La politique chinoise au prisme de la continuité culturelle
Résumé
Le 10 janvier 2011 est inauguré à l’est de la
Place Tiananmen, face au musé d’histoire, une
imposante statue de Confucius. Quelques semaines plus tard, la statue est déboulonnée et
remisée dans un espace moins exposé, sans aucune explication. Cet incident serait resté anecdotique s’il ne se jouait pas sur le fond d’un
questionnement inquiet sur les relations que la
République populaire (et ses dirigeants) entretiennent avec le passé chinois.
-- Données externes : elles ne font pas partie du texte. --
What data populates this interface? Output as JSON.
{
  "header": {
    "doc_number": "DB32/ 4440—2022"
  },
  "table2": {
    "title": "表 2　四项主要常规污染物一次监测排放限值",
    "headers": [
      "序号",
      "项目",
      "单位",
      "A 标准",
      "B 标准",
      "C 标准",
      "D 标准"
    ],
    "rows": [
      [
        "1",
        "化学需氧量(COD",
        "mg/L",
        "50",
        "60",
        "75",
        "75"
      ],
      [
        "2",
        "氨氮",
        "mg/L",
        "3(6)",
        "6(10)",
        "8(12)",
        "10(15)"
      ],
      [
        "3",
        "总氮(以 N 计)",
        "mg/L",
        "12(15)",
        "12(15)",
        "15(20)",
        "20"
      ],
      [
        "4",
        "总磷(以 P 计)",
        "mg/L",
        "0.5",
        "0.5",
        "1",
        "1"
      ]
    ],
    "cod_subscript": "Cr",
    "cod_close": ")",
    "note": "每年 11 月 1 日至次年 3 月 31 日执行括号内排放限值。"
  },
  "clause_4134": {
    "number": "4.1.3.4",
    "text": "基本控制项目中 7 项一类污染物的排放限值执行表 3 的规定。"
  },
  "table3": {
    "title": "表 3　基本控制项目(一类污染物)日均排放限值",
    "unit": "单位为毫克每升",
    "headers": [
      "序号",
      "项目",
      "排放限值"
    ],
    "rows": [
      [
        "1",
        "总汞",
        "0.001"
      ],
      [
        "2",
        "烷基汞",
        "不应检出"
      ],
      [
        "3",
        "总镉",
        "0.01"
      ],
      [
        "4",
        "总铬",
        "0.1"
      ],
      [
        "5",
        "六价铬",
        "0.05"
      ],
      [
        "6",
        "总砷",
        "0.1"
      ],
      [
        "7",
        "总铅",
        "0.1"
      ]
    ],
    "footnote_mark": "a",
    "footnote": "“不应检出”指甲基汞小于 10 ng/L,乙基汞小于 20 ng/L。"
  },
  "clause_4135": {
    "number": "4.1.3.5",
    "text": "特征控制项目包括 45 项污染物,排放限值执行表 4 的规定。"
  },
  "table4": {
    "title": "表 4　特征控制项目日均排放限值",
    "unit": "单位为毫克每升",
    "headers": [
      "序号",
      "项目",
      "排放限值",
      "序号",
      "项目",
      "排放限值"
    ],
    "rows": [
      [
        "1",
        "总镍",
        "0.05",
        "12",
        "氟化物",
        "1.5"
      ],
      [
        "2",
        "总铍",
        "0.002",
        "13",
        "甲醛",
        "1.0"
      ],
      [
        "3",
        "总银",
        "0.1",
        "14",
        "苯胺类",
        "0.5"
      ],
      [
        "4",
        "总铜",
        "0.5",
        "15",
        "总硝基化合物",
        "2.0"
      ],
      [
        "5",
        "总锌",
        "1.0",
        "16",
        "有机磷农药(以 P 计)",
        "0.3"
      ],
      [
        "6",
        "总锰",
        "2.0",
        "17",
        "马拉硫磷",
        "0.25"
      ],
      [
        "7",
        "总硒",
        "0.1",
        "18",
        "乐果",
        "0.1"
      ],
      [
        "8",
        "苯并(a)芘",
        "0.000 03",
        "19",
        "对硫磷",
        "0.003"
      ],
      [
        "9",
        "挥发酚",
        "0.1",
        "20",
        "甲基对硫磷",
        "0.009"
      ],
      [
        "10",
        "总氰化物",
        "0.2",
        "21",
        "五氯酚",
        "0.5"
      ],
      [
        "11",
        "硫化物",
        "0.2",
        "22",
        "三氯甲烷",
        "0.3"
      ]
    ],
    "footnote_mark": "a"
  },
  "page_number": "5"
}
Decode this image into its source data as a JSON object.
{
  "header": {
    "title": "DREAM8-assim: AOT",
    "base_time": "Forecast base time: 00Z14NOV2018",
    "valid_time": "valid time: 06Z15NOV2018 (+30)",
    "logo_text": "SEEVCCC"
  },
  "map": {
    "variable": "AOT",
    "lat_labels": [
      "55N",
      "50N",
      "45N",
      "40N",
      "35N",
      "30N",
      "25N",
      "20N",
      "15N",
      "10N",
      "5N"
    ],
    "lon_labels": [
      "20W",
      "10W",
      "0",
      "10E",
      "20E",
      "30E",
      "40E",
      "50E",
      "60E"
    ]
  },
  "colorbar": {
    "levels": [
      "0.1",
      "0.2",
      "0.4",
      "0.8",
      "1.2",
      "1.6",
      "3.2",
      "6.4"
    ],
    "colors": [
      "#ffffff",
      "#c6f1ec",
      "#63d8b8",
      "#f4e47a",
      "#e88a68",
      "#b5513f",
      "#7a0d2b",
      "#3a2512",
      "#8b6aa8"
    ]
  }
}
Réinstaller le
sage de Qufu à quelques dizaines de mètres du
mausolée du grand timonier n’est en effet pas
sans ironie tant la « Libération » apporté par le
régime communiste s’est effectuée contre la religion « féodale » qui pendant près de deux millénaires a conduit la destinée de tout un
peuple.
L’idée que la République populaire de Chine
est la continuité de l’empire chinois et la dernière étape d’un long processus historique –
culturel, politique et intellectuel – semble aujourd’hui d’autant plus commune qu’elle répond
aux efforts de la direction chinoise pour arrimer
de nouveau leur pays à ses gloires passés. Or,
faire de la « Chine nouvelle » une héritière de la
superbe impériale est encore au début des années 1980 une idée puissamment subversive, le
Parti et son récit révolutionnaire étant né de la
contestation iconoclaste des contraintes sociales
et familiales de la « tradition » au début des années 1920. Cette relecture de l’orthodoxie,
contraire au récit de la « rupture » de 1949 a été
utilisée dès la fin de l’épisode révolutionnaire –
correspondant peu ou prou à la mort de Mao
Zedong en 1976 – pour questionner, puis progressivement remettre en cause la réalité des
réussites revendiquées par la propagande en
traçant un parallèle entre l’impossibilité de l’empire à se moderniser et les frustrations provoquées par les échecs successifs de la République
populaire à faire de même. Dans la Chine du
tournant des réformes, Gan Yang (甘阳 né en
1956), Bao Zunxin (包遵信 1936-2007) ou Liu
Xiaobo (劉曉波 né en 1955) sont, dès la fin des
années 1970 les principaux acteurs de cette nébuleuse « continuiste » dont Jin Guantao (金觀
濤 né en 1947) et Liu Qingfeng (劉青峰 née en
1949) se feront les théoriciens les plus sophistiqués. Plus ou moins radicaux, plus ou moins
établis, le parcours et les perspectives développés par ces jeunes trentenaires, les différences
théoriques, les conflits égotiques et revirements
idéologiques des uns et des autres ne permet
pas d’utiliser un terme autre que nébuleuse. La
consistance première de ce groupe nombreux,
changeant, disparate et académiquement
contesté est finalement son public, qui est malgré tout resté nombreux.